Introduction: Yet Another RC Robot Project
There are many RC robot projects out there on the internet. But I need one to meet the following needs: controlled by standard RC radio with a reasonable range (say half a mile); it must be powerful enough to run uphill on the grass (I got a big slope in the backyard), cut grass, and spread fertilizer; clean the driveway. I don't expect it to shovel snow because that would require too much power. it should be extensible to provide future functionalities with programmable microcontrollers.
The first step before building anything is to do research on what's already been built by others and to find out the options. Here is a summary of what I have found as of early 2017:
Option 1: Use Android App on cellphone or tablet to send signal to microcontroller via bluetooth. The microcontroller drives MOSFET based H-bridges. The video above shows what I built several years ago with this approach. However, this method has a number of drawbacks: the range is too short (about a few meters); the screen is hard to see outdoors; controlling the robot on the screen lacks appeals. Perhaps this approach is more appropriate for indoor applications. But no grass need to be cut indoors, and I already have a robot vacuum cleaner. Nevertheless, it works well with this approach, and the implementation is relatively straightforward. Of course, you will need to either develop an App or find one that is compatible, in addition to the hardware setup on the robot side.
A similar approach is to use WiFi instead of Bluetooth for sending signals which gives a longer range, although the implementation is a bit more complex than using the Bluetooth. However, it may worth a try given the low price of WiFi chips such as ESP8266.
Option 2: Use RC radio to send signal to the standard receiver, which then drives the H-bridge directly (or drive servos and then motors, etc). This approach works well since the hardware is dedicated to driving the robot and it runs in realtime. I have seen examples of using Sabertooth motor controllers which appears to work well, although I have not personally tested it. Aside from its cost, the main downside is that it doesn't use microcontroller so there is limited functionality and extensibility.
Option 3: Use RC radio to send signal to the standard receiver, which then passes to microcontroller for processing, and in turn drives the H-bridge. I like this approach because it has a lot of potential functionalities to be added with the microcontroller, given the popularity of Arduino, etc. Unfortunately, this approach is easier said than done, partly because you will be using a microcontroller to do too many things, including handling the signals from the receiver. Nevertheless, previous projects have shown that this is doable so I will try this method in this project.

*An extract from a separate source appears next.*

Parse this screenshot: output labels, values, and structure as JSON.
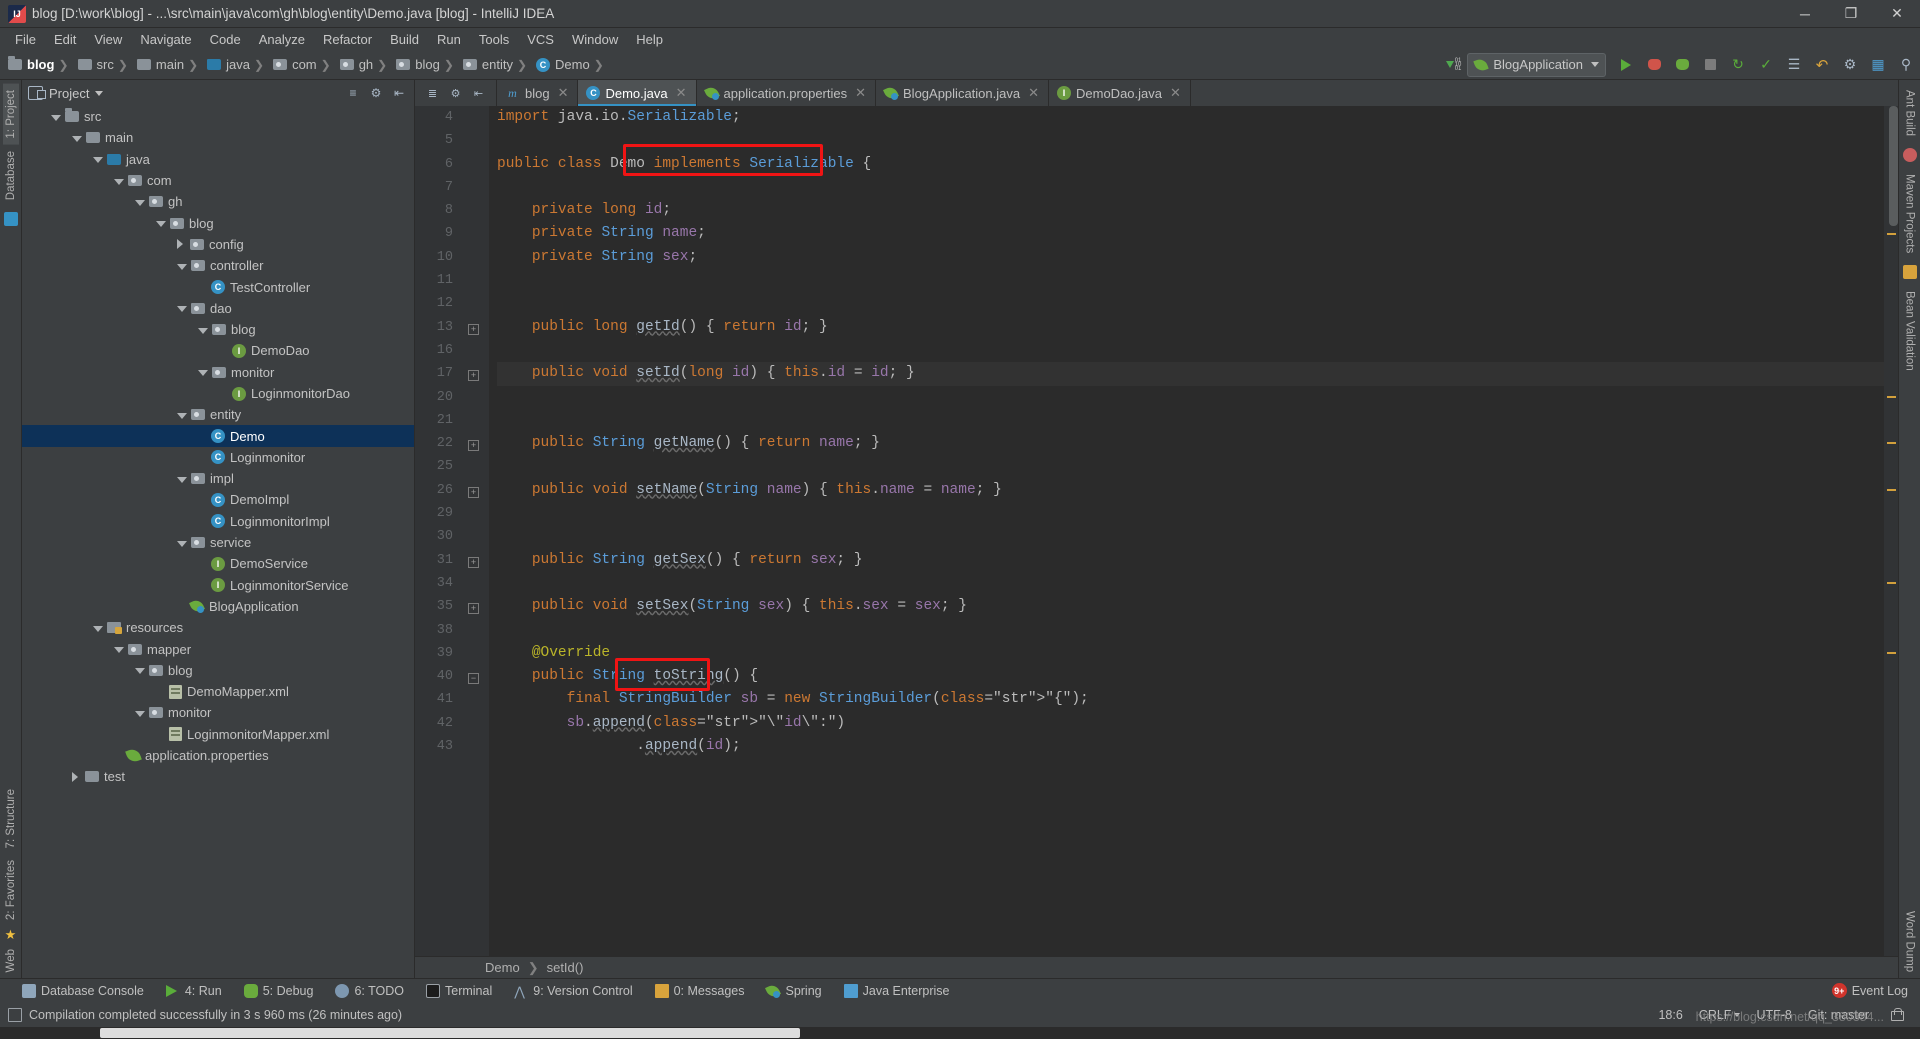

Step 1: The Bottleneck Interfacing Radio Receiver With Microcontroller
It turns out that getting a fast and robust communication between the radio receiver and the microcontroller is not as simple as it sounds. Part of the problem is that microcontrollers are really multitasking computers, while radio receivers are typically designed for servos instead of computers. Many people have tried various methods reading receivers with microcontrollers such as Arduino with varied success (pulsein, interrupts, etc). It appears that one reliable implementation is made available by Duane at his website http://rcarduino.blogspot.com/ with his RCArduinoFastLib. At this point I was able to compile it and upload to Arduino Nano, but realized that it is taking away the PWM channels that I was going to use for driving the H-bridges.
Although his library kind of works, I don't yet fully understand how he handles things. For example, in his library there are functions for servos, which confuses me because one would think that the receiver can drive servos directly so why bother with the Arduino (perhaps handle more servos). Another issue is that he uses STEERING_OUT_PIN 9 which took away the PWM channel I plan to use. On the other hand, I changed PIN 9 to PIN 12 and so far I didn't see any problem. This confuses me as well: if PIN 12 works, why occupy PIN 9 ? Also, what does STEERING_OUT_PIN really do? It doesn't really look like it's used for output.
In any case, I am still testing the library and so far so good. I was able to get the correct values from the serial monitor although haven't tested the PWM. In the worst case if the PWM channels are not available, I will have to switch to a Mega board. So stay tuned.
After several hours of testing, I found out that RCArduinoFastLib is best used for race cars, and may not be needed for what I am trying to do, which is a slow moving robot. As a result, I decided to use a simple interrupt and pinchange method to read the receiver, and now I have all the PWM channels back for the motor controller. The Arduino Nano works fine for the project. Now I am ready to move on to the next step.
Step 2: Interfacing the Arduino Nano Microcontroller With the H-bridge
I have previously built a power H-bridge which can drive a wheel chair. It was used for my previous version of the RC robot with Android-bluetooth control. Now I need to modified the interface to connect Arduino Nano to the H-bridge. This part is relatively straight forward, except some soldering work is needed to get the pins in the right place, then use DuPont wire to connect.
For small robots, H-bridge chips are available, such as L293D. It can drive small motors but isn't powerful enough to drive a lawnmower. The powever H-bridge I built can handle about at least 250 Watts each.